09:05 Freed Al Jazeera journalist Peter Greste

Peter Greste (file photo)

Peter Greste (file photo) Photo: AFP

The freed al-Jazeera journalist Peter Greste says media freedoms are under threat and governments are using the war on terror as an excuse to limit press freedom. Mr Greste, a former Radio New Zealand correspondent, was jailed for 400 days in an Egyptian prison along with Al Jazeera colleagues Mohammed Fahmy and Baher Mohammed. They were convicted of supporting the banned Muslim Brotherhood group and sentenced to seven years in prison. Peter Greste was released in February and deported to Australia. His friends and colleagues, Baher Mohammed who is an Egyptian national, and Mohammed Fahmy a dual Egyptian-Canadian national, are on bail in Cairo, awaiting retrial.

Mr Greste says the past three years have been the most dangerous for journalists since the Committee to Protect Journalists began keeping records in 1991. He says the so-called war on terror has left journalists open to attack from governments of all kinds, and he’s advocating for a universal charter of media freedoms, which would define the relationship between governments and the media. Mr Greste says 400 days in prison tested his limits but did not damage him.

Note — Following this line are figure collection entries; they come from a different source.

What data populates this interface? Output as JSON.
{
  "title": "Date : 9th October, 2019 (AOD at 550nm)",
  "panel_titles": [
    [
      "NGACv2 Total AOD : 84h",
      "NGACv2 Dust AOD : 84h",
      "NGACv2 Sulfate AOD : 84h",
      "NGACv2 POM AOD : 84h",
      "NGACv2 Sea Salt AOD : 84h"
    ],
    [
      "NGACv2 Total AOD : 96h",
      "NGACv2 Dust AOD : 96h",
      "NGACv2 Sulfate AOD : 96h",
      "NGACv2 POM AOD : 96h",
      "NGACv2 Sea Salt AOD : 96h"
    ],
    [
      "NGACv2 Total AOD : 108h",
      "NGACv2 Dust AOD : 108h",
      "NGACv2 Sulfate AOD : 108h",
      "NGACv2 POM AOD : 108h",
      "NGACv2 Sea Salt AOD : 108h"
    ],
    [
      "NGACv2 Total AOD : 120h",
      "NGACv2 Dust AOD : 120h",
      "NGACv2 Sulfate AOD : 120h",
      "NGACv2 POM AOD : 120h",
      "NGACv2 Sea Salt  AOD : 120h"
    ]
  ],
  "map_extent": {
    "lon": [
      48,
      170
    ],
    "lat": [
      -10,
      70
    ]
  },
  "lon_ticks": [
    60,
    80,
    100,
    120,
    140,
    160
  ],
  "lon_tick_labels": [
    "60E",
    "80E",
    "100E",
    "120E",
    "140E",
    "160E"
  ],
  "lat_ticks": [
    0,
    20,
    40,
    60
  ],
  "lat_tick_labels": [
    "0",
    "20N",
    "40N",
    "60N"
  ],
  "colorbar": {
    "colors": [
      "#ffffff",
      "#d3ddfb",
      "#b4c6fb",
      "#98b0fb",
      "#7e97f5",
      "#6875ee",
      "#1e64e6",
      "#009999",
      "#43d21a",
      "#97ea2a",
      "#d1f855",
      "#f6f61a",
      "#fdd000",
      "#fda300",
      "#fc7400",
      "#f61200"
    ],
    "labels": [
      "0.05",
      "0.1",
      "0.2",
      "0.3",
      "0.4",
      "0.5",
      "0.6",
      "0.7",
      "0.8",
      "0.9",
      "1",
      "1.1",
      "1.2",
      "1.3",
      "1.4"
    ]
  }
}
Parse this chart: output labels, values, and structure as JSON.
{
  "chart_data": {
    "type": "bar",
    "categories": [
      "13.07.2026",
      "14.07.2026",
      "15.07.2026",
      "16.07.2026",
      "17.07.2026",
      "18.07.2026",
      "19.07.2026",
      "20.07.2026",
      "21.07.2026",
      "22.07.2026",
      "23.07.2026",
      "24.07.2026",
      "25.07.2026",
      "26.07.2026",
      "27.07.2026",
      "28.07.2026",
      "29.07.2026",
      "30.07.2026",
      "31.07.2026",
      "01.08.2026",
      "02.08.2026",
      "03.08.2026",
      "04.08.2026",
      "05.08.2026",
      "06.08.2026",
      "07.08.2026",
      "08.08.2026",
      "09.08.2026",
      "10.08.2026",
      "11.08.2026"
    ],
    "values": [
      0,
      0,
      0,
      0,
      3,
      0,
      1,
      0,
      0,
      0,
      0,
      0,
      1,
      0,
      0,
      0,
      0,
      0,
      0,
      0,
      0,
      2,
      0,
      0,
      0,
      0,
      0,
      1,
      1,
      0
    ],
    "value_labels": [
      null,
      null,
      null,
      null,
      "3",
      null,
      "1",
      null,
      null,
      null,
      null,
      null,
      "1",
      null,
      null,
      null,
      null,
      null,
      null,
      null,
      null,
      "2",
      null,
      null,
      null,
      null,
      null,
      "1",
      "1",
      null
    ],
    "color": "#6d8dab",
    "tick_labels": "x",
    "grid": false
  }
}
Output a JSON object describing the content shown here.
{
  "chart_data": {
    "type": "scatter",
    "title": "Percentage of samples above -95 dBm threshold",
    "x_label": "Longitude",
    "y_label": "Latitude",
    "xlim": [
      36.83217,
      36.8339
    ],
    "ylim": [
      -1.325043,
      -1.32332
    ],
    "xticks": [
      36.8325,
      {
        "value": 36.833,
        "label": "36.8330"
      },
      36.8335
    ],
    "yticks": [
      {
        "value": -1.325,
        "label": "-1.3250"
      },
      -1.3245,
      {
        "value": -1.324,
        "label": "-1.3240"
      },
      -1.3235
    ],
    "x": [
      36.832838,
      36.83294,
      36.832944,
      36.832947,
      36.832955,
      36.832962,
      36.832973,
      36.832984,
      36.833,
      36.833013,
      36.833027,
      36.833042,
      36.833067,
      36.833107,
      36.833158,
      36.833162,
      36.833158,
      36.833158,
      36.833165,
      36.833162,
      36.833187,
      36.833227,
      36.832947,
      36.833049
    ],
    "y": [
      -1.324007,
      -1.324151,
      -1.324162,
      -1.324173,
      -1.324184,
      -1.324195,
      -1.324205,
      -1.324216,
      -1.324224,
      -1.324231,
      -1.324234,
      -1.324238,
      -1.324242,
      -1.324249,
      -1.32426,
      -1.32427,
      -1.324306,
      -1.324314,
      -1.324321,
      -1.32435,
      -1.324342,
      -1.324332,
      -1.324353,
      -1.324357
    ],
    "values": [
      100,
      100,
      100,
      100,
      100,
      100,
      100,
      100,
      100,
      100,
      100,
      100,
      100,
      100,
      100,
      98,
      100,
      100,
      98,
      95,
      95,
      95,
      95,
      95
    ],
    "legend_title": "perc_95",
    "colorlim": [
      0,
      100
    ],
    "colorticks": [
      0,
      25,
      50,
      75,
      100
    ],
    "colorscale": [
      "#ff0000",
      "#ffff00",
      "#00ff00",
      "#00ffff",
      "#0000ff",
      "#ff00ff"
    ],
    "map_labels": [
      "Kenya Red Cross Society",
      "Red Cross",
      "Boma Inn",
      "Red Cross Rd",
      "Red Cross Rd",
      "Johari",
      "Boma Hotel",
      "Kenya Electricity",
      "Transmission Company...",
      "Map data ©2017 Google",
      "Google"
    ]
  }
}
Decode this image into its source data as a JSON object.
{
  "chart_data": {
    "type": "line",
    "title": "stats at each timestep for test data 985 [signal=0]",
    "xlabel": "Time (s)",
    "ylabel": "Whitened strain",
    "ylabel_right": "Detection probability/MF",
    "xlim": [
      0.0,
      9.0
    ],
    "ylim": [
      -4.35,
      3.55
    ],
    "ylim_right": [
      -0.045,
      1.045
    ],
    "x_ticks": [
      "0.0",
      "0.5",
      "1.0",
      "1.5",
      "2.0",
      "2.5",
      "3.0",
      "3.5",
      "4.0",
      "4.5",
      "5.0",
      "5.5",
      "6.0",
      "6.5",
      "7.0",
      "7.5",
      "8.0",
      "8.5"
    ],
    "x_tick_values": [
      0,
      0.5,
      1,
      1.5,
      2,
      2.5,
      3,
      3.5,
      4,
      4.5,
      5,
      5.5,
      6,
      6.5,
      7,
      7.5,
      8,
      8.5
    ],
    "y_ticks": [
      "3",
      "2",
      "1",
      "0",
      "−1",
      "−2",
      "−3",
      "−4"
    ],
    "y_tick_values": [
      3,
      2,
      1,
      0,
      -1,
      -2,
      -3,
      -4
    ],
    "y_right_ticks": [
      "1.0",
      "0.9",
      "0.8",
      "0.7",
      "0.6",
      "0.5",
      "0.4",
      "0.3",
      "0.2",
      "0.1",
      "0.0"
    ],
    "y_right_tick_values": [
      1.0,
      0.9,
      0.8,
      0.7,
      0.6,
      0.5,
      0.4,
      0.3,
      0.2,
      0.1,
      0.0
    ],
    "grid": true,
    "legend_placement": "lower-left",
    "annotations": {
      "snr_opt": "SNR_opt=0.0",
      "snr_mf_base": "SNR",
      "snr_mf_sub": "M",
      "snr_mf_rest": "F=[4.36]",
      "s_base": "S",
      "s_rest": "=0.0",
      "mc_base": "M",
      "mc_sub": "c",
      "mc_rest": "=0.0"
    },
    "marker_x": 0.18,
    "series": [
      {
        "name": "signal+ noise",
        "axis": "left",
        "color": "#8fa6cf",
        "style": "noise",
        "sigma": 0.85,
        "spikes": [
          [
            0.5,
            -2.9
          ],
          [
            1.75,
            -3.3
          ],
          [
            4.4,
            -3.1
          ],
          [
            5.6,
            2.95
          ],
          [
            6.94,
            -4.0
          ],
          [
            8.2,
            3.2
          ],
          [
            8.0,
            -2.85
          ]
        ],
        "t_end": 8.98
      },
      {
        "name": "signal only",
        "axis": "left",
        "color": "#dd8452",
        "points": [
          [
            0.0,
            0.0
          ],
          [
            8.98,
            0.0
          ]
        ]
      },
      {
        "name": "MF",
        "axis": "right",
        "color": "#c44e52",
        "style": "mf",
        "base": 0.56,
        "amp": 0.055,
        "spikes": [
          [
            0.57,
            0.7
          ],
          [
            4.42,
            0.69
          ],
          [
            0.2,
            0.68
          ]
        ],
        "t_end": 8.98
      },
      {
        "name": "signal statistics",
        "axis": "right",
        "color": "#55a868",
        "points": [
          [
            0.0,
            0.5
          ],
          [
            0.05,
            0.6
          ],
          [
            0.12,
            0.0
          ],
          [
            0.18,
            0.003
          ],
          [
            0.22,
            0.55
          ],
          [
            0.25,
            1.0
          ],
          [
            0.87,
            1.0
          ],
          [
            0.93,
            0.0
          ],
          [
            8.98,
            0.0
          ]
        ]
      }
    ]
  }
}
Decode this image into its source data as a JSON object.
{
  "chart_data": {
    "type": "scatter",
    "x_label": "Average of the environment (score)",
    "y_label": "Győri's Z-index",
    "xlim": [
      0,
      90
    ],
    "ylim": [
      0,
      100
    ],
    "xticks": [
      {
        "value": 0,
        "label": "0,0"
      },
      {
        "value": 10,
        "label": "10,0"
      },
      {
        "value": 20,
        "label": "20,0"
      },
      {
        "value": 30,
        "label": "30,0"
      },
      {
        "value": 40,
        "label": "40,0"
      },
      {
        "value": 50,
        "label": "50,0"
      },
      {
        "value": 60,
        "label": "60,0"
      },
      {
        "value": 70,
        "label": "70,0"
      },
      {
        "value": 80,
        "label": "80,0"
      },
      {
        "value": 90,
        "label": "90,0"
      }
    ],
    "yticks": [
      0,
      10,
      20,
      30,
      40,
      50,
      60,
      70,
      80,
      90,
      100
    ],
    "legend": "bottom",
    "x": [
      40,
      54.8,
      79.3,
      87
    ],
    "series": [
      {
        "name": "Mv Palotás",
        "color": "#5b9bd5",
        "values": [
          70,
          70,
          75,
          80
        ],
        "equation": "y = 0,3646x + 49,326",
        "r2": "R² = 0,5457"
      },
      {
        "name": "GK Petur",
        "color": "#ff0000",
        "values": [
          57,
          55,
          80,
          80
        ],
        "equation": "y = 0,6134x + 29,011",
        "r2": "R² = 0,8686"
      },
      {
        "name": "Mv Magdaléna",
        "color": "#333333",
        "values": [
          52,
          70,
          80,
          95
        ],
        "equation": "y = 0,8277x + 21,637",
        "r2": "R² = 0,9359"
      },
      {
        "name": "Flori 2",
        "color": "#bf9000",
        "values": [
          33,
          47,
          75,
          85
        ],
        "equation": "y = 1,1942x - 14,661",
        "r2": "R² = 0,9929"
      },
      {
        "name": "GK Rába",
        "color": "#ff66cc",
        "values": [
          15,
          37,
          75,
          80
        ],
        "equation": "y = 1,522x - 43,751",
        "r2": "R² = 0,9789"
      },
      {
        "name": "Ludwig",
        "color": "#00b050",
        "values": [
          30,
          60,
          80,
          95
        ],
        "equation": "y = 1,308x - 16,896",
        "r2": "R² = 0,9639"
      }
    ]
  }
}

09:30 Review of teaching of digital tech in schools

A major review is underway into how digital and computer technology is taught in schools amid concerns that the education system has failed to recognise its importance and value to the economy.

The government has asked the ministry of Education to undertake a review. The Ministry has commissioned a group of educators, students, academics and key members of the tech industry to assess how it is taught now, and what more needs to be done.

Evan Blackman, Microsoft New Zealand's Education Sector Director; Professor Tim Bell, Canterbury University Director of Software Engineering Studies and 17-year-old student, Sebastian Hallum Clarke, who is set to study computer science and economics at Princeton and currently runs his own software company, Zibity, discuss.

09:45 UK Correspondent, Dame Ann Leslie

Dame Ann Leslie reports on the election campaign (just three weeks to go until the general election) and the aftermath of the diamond heist. 

10:05 Australia prepares to open its first body farm

What happens to a body when it starts to decompose is not a subject many people want to think about, but for forensic scientists like Shari Forbes, who is setting up Australia's first body farm, a body's breakdown gives vital evidence of the timing and way in which a person has died. There are currently five body farms in the United States where dead bodies are deposited in secure outdoor facilities so that their decomposition can be closely monitored and now Sydney's University of Technology is preparing to take donated bodies at a body farm on a 48 hectare bush site in the lower Blue Mountains, next year.

10:30 Book review: Last Night on Earth by Kevin Maher

Published by Little Brown. Reviewed by David Hill.

10:45 The Reading: The Godley Letters

Correspondence between Major General Godley and Lady Louisa Godley May to August 1915. Edited and arranged by Jane Tolerton. Read by Ginette McDonald and Sam Neill (4 of 10, RNZ).

11:05 New Technology commentator Erika Pearson

Looming court action over Global Mode, IBM creates Watson Health to start making sense of biometric data and a 3D printed rocket.

11:30 Toilet training and bedwetting - what's normal?

Continence nurse advisor Mary-Anne Caulfield discusses toilet training and dry nights for children – what is normal and when should parents worry?

11:45 TV Reviewer, Lara Strongman

TV Reviewer, Lara Strongman discusses Thunderbirds are Go, Game of Thrones, and The Bachelor NZ.